Letter of credit (L/C) business between Hong Kong and China is waning due to capital controls introduced by Beijing as it endeavours to stem the flow of cash out of the country.

The capital controls are central to the government's efforts to protect foreign exchange reserves and prop up the renminbi (RMB).

Dwindling reserves

China's foreign exchange reserves slipped to below US$3 trillion in January for the first time in nearly five years.

This was the seventh consecutive monthly decline, and the authorities are now acting to make it even harder to move currency out of China.

Deals frustrated

Reports suggest that one way they are doing this is by introducing many new checks and controls that do not require new legislation but are frustrating efforts to conclude deals.

This is reducing L/C volumes and dramatically diminishing the RMB's share as a global payment currency.

Dramatic decline

The Chinese currency is now the seventh most used global payment currency, accounting for only 1.6 per cent of all payments.
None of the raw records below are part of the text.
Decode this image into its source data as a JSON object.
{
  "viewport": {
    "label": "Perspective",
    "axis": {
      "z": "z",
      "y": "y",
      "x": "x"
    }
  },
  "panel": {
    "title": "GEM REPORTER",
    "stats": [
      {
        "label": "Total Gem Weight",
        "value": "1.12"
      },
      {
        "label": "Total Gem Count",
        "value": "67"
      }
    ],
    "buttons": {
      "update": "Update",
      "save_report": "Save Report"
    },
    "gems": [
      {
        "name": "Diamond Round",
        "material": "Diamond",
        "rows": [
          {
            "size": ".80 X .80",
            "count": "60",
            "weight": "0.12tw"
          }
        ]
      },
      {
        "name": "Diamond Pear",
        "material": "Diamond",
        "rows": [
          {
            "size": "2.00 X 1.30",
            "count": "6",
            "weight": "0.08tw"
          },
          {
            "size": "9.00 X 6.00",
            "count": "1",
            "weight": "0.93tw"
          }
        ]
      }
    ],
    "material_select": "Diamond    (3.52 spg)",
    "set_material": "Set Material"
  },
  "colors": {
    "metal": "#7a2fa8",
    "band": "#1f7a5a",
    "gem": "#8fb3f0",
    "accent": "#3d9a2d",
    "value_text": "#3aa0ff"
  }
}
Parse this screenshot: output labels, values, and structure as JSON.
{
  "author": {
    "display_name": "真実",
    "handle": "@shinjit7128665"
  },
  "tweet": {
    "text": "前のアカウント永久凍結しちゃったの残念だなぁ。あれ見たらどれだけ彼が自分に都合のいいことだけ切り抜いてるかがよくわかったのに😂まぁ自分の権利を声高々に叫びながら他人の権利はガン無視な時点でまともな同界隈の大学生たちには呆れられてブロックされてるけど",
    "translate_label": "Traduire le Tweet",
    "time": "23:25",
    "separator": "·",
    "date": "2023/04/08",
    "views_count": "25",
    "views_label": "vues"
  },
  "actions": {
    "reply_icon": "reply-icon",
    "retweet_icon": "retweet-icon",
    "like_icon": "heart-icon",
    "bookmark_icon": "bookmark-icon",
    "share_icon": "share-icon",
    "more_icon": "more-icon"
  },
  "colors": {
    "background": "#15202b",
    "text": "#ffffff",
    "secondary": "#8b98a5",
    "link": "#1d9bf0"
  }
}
SWIFT's tracker of the Chinese currency now shows that RMB payments in April, in terms of value, suffered a drastic drop of 24.24 per cent from March.

Sharp contrast

This compares sharply with nearly two years ago when the RMB increased its share in the global issuance of L/Cs and entered the top four of world payment currencies by value in August 2015.

The Chinese currency overtook the Japanese Yen with a record high share of 2.79 per cent in global payments to take its fourth position (DC World News, 14 October 2015).